You test the abilities of people who claim to have these abilities.
If I want to know whether there’s anything to dowsing, I want to see a test that measures whether these people can get it right to a level that is beyond pure chance, at a statistically significant level. Like the test of any drug or medical procedure or any other scientific phenomena.
The fact that Randi can - by offering a big prize for a high-accuracy test - produce a self-selected group of overconfident people whose exagerated claims he can debunk doesn’t add a lot in this regard.
Actually, the challenge was well established at that point, but it was just for $10,000. Lintgen was never tested under the auspices of the paranormal challenge as he claimed no paranormal ability, just a remarkable skill. Randi was simply one of the best people to see if the skill was legitimate or was done by some form of trickery. It turned out to be the former.
The first question is whether in fact Randi would allow for a test that would test the guy’s 30% ability. My impression is that his tests tend to be oriented towards the upper end. And while it would be possible to design a test that would test for lower levels, it would be hard to get the kind of astronomical odds that Randi required in his dowsing example, which would tend to suggest that he wouldn’t allow such tests.
More importantly, my point here - as I’ve been saying since my first post - is not about the testee and whether it’s fair that he failed the test. It’s absolutely fair, and he does not deserve to get the money or to whine about not getting it. The point is about the rest of us, who are not going to get the money anyway, and whose only interest in it what the test tells us about the phenomenon being tested.

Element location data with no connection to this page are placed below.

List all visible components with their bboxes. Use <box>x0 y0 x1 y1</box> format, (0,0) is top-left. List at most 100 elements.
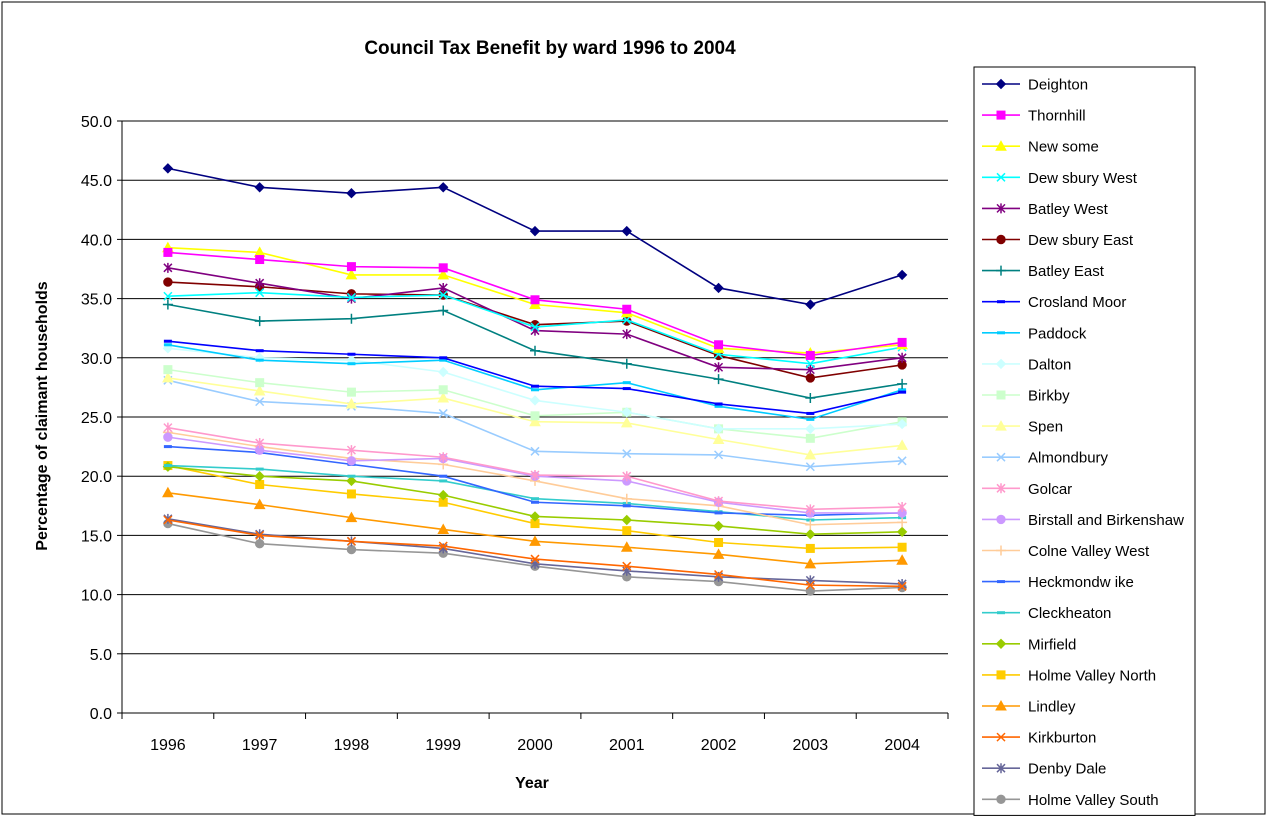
data-point <box>438 366 449 378</box>
data-point <box>622 381 631 385</box>
legend-item: Batley East <box>982 263 1105 280</box>
data-point <box>439 479 448 483</box>
data-point <box>898 390 907 394</box>
data-point <box>346 445 356 456</box>
data-point <box>254 470 265 482</box>
legend-marker <box>995 699 1007 711</box>
data-point <box>896 269 908 281</box>
legend-item: Crosland Moor <box>982 294 1126 311</box>
data-point <box>714 538 724 548</box>
legend-marker <box>996 670 1006 680</box>
series-lines <box>162 163 908 596</box>
data-point <box>622 329 632 340</box>
data-point <box>712 548 725 559</box>
legend-marker <box>996 234 1006 245</box>
legend-marker <box>996 172 1006 182</box>
y-tick-label: 20.0 <box>81 469 112 486</box>
legend-label: Holme Valley South <box>1028 792 1159 809</box>
y-tick-label: 35.0 <box>81 292 112 309</box>
data-point <box>255 479 265 489</box>
y-tick-label: 30.0 <box>81 351 112 368</box>
data-point <box>439 356 448 360</box>
legend: Deighton Thornhill New some Dew sbury West B… <box>973 66 1196 816</box>
data-point <box>439 474 448 478</box>
data-point <box>622 449 632 459</box>
data-point <box>714 402 723 406</box>
data-point <box>163 339 172 343</box>
x-tick-label: 2003 <box>793 737 829 754</box>
data-point <box>346 456 357 466</box>
legend-item: Birstall and Birkenshaw <box>982 512 1184 529</box>
data-point <box>621 493 632 504</box>
data-point <box>530 322 540 332</box>
data-point <box>530 446 540 456</box>
data-point <box>438 182 449 193</box>
legend-marker <box>996 203 1006 214</box>
data-point <box>712 433 725 444</box>
data-point <box>255 358 264 362</box>
legend-item: Thornhill <box>982 108 1086 125</box>
legend-marker <box>996 794 1006 804</box>
series-group <box>162 371 908 460</box>
data-point <box>531 388 539 392</box>
data-point <box>438 541 448 551</box>
data-point <box>897 517 908 528</box>
legend-marker <box>995 358 1007 370</box>
data-point <box>163 247 173 257</box>
data-point <box>253 498 266 510</box>
data-point <box>346 387 356 397</box>
data-point <box>897 352 907 363</box>
data-point <box>255 530 265 540</box>
legend-item: Holme Valley South <box>982 792 1159 809</box>
y-tick-label: 15.0 <box>81 528 112 545</box>
legend-item: Spen <box>982 419 1063 436</box>
series-group <box>163 288 907 369</box>
data-point <box>346 292 356 302</box>
data-point <box>346 536 356 546</box>
data-point <box>529 511 541 522</box>
data-point <box>346 313 357 324</box>
data-point <box>255 349 264 353</box>
legend-label: Batley West <box>1028 201 1109 218</box>
axes: 0.0 5.0 10.0 15.0 20.0 25.0 30.0 35.0 40.0 45.0 50… <box>81 114 949 754</box>
data-point <box>346 188 357 199</box>
data-point <box>805 373 816 383</box>
data-point <box>438 385 448 395</box>
series-group <box>163 461 907 553</box>
legend-item: Dew sbury East <box>982 232 1134 249</box>
data-point <box>621 514 632 526</box>
data-point <box>345 268 358 280</box>
x-tick-label: 1998 <box>334 737 370 754</box>
data-point <box>620 416 633 428</box>
data-point <box>896 439 908 450</box>
data-point <box>255 378 265 388</box>
data-point <box>163 277 173 287</box>
x-tick-label: 1997 <box>242 737 278 754</box>
series-group <box>163 262 907 375</box>
legend-item: Dalton <box>982 356 1071 373</box>
data-point <box>163 513 173 524</box>
y-tick-label: 10.0 <box>81 588 112 605</box>
data-point <box>255 529 265 540</box>
legend-marker <box>997 331 1005 335</box>
legend-item: Kirkburton <box>982 730 1096 747</box>
data-point <box>805 586 816 596</box>
x-tick-label: 1999 <box>425 737 461 754</box>
y-tick-label: 45.0 <box>81 173 112 190</box>
data-point <box>438 305 449 316</box>
legend-label: Cleckheaton <box>1028 605 1111 622</box>
data-point <box>162 486 174 498</box>
x-tick-label: 2001 <box>609 737 645 754</box>
data-point <box>805 350 815 360</box>
data-point <box>621 358 632 369</box>
series-group <box>163 247 907 360</box>
legend-item: Deighton <box>982 77 1088 94</box>
data-point <box>622 387 631 391</box>
data-point <box>347 352 356 356</box>
data-point <box>714 450 724 460</box>
legend-marker <box>996 732 1006 742</box>
data-point <box>622 526 632 536</box>
legend-label: Birkby <box>1028 388 1070 405</box>
legend-item: Colne Valley West <box>982 543 1150 560</box>
y-tick-label: 0.0 <box>90 706 112 723</box>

And here’s where I think Randi is being less than honest, in holding out to the world at large that he has made repeated tests that have failed to show paranormal phenomena, when in reality he has made repeated test that have debunked the specific outlandish claims of certain self-selected practitioners (self-selected largely by their willingness to submit to tests that tested for outlandish claims).
It’s evidence outside of the test. It’s like saying “tests of two different phenomena were equally inconclusive but in one case we have outside reasons to believe it’s valid while in the other case we have outside reasons to believe it’s not”.

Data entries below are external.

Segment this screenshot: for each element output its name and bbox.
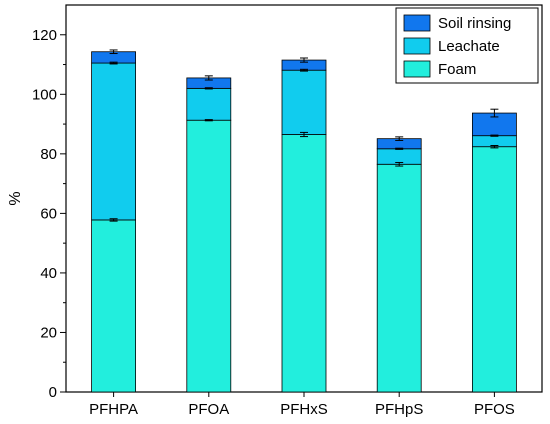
x-tick-label-pfoa: PFOA [188, 401, 229, 418]
y-tick-label: 0 [49, 384, 57, 401]
bar-leachate-pfhpa [91, 62, 136, 221]
y-tick-label: 20 [40, 324, 57, 341]
y-tick-label: 60 [40, 205, 57, 222]
error-bar-foam-pfos [490, 145, 499, 149]
error-bars-layer [109, 49, 499, 222]
error-bar-leachate-pfos [490, 134, 499, 137]
error-bar-leachate-pfoa [204, 87, 213, 90]
y-tick-label: 40 [40, 265, 57, 282]
legend: Soil rinsing Leachate Foam [395, 7, 539, 84]
y-tick-label: 80 [40, 146, 57, 163]
error-bar-foam-pfoa [204, 119, 213, 122]
legend-swatch-soil-rinsing [403, 14, 431, 32]
bar-leachate-pfhxs [281, 69, 327, 135]
error-bar-soil-rinsing-pfhpa [109, 49, 118, 55]
error-bar-foam-pfhxs [300, 131, 308, 138]
legend-label-foam: Foam [438, 61, 476, 78]
x-axis: PFHPA PFOA PFHxS PFHpS PFOS [89, 392, 515, 418]
error-bar-foam-pfhps [395, 161, 404, 167]
bar-leachate-pfoa [186, 87, 232, 121]
error-bar-leachate-pfhps [395, 147, 404, 150]
y-tick-label: 100 [32, 86, 57, 103]
legend-label-leachate: Leachate [438, 38, 500, 55]
bar-foam-pfhxs [281, 134, 327, 393]
x-tick-label-pfhpa: PFHPA [89, 401, 138, 418]
x-tick-label-pfhps: PFHpS [375, 401, 423, 418]
error-bar-soil-rinsing-pfhps [395, 136, 404, 141]
error-bar-leachate-pfhxs [300, 68, 308, 72]
x-tick-label-pfhxs: PFHxS [280, 401, 328, 418]
error-bar-foam-pfhpa [109, 218, 118, 222]
error-bar-soil-rinsing-pfhxs [300, 57, 308, 63]
error-bar-leachate-pfhpa [109, 61, 118, 65]
bar-foam-pfhpa [91, 219, 136, 393]
y-axis: 0 20 40 60 80 100 120 [32, 27, 66, 401]
y-axis-label: % [7, 191, 24, 205]
legend-swatch-leachate [403, 37, 431, 55]
error-bar-soil-rinsing-pfoa [204, 75, 213, 81]
error-bar-soil-rinsing-pfos [490, 108, 499, 118]
x-tick-label-pfos: PFOS [474, 401, 515, 418]
bar-foam-pfoa [186, 119, 232, 393]
bar-foam-pfhps [376, 163, 422, 393]
bar-foam-pfos [471, 146, 517, 393]
y-tick-label: 120 [32, 27, 57, 44]
bar-leachate-pfhps [376, 148, 422, 165]
legend-swatch-foam [403, 60, 431, 78]
legend-label-soil-rinsing: Soil rinsing [438, 15, 511, 32]
bars-layer [91, 51, 517, 393]
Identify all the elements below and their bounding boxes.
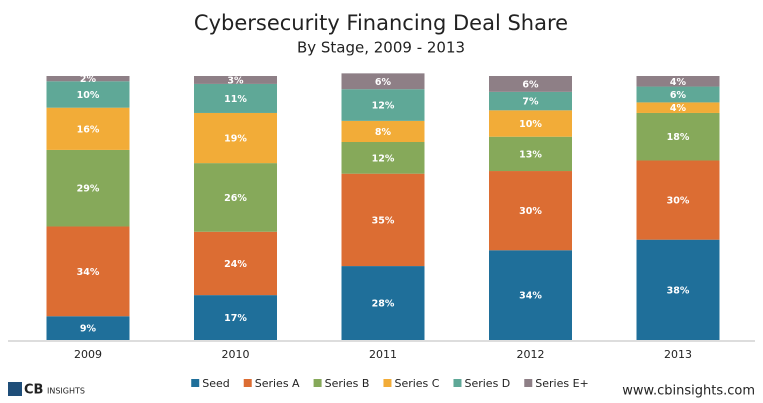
value-label: 30%	[519, 206, 542, 217]
legend-label: Series E+	[535, 377, 589, 390]
value-label: 30%	[667, 196, 690, 207]
value-label: 19%	[224, 134, 247, 145]
bar-segment	[489, 110, 572, 137]
value-label: 35%	[372, 215, 395, 226]
value-label: 38%	[667, 285, 690, 296]
bar-segment	[194, 83, 277, 113]
bar-segment	[46, 107, 130, 150]
bar-segment	[489, 171, 572, 251]
value-label: 28%	[372, 299, 395, 310]
value-label: 2%	[80, 74, 97, 85]
x-tick-label: 2011	[369, 348, 397, 361]
chart-subtitle: By Stage, 2009 - 2013	[297, 39, 465, 57]
value-label: 24%	[224, 259, 247, 270]
bar-segment	[341, 173, 425, 267]
value-label: 10%	[77, 90, 100, 101]
bar-segment	[489, 250, 572, 340]
legend-swatch	[243, 379, 252, 387]
value-label: 18%	[667, 132, 690, 143]
value-label: 13%	[519, 149, 542, 160]
legend-label: Series C	[394, 377, 439, 390]
legend-swatch	[313, 379, 322, 387]
bar-segment	[46, 81, 130, 108]
legend-label: Series B	[325, 377, 370, 390]
bar-segment	[341, 89, 425, 121]
legend-label: Series A	[255, 377, 300, 390]
bar-segment	[194, 112, 277, 164]
value-label: 6%	[522, 79, 539, 90]
x-tick-label: 2010	[222, 348, 250, 361]
value-label: 11%	[224, 94, 247, 105]
legend: Seed Series A Series B Series C Series D Seri…	[191, 377, 589, 390]
bar-segment	[636, 239, 720, 340]
bar-segment	[341, 266, 425, 340]
legend-label: Series D	[464, 377, 510, 390]
bar-segment	[636, 102, 720, 113]
bar-segment	[194, 76, 277, 84]
value-label: 34%	[519, 291, 542, 302]
legend-swatch	[383, 379, 392, 387]
bar-segment	[46, 316, 130, 340]
legend-swatch	[524, 379, 533, 387]
x-tick-label: 2009	[74, 348, 102, 361]
chart-title: Cybersecurity Financing Deal Share	[194, 11, 568, 35]
bar-segment	[636, 112, 720, 161]
value-label: 9%	[80, 324, 97, 335]
legend-label: Seed	[202, 377, 230, 390]
x-tick-label: 2013	[664, 348, 692, 361]
value-label: 4%	[670, 103, 687, 114]
bar-segment	[636, 160, 720, 240]
bar-segment	[636, 76, 720, 87]
bar-segment	[194, 163, 277, 232]
bar-segment	[341, 73, 425, 90]
value-label: 12%	[372, 101, 395, 112]
logo-text: CB	[24, 383, 43, 398]
value-label: 16%	[77, 124, 100, 135]
legend-swatch	[453, 379, 462, 387]
bar-segment	[194, 295, 277, 340]
logo: CB INSIGHTS	[8, 382, 85, 398]
value-label: 3%	[227, 75, 244, 86]
bar-segment	[46, 226, 130, 317]
value-label: 8%	[375, 127, 392, 138]
value-label: 34%	[77, 267, 100, 278]
x-tick-label: 2012	[517, 348, 545, 361]
value-label: 4%	[670, 77, 687, 88]
bar-segment	[489, 136, 572, 172]
bar-segment	[489, 76, 572, 92]
value-label: 6%	[670, 90, 687, 101]
value-label: 7%	[522, 97, 539, 108]
bar-segment	[636, 86, 720, 103]
value-label: 26%	[224, 193, 247, 204]
logo-icon	[8, 382, 22, 396]
bar-segment	[341, 120, 425, 142]
value-label: 29%	[77, 184, 100, 195]
bar-segment	[489, 91, 572, 111]
logo-subtext: INSIGHTS	[47, 387, 85, 396]
legend-swatch	[191, 379, 200, 387]
value-label: 10%	[519, 119, 542, 130]
value-label: 17%	[224, 313, 247, 324]
value-label: 6%	[375, 77, 392, 88]
bar-segment	[46, 149, 130, 227]
bar-segment	[341, 142, 425, 174]
bar-segment	[46, 76, 130, 82]
value-label: 12%	[372, 153, 395, 164]
footer-url: www.cbinsights.com	[622, 384, 755, 399]
bar-segment	[194, 231, 277, 296]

Personally, I think it’s more likely than not that dowsing is completely bogus. But that doesn’t mean that Randi’s challenge plays a part in this.
What is the meaningful difference between “claims of the existence paranormal phenomena” and “specific outlandish claims of self-selected practitioners”?
I actually thought about that when I wrote it but realized that I couldn’t think of the next number after billions.
Truth is that Randi is probably not the best guy to do these tests, if only because most people are not likely to want to be tested by a guy who makes a name for himself by publically proclaiming that they are frauds. But that’s not the issue here.
My point was not about the fact that the participants are the only ones willing to be tested. My point was that these are the only people willing to be tested at that level. IOW, if Randi designs the tests such that you could win the million by merely being above chance a statistically significant percentage of the time, he might get people with lesser but nonetheless significant claims, that might be tested. But if he is only willing to give the prize to people who can get it right to an extremely high degree, then he will only get contestants with outlandish claims, who he can have fun debunking but are less meaningful for the issue itself.
An example of the first would be “dowsing works more than chance a statistically significant percentage of the time”. An example of the second is “dowsing works X percent of the time”. The first can be true even if the second is false (for many values of X).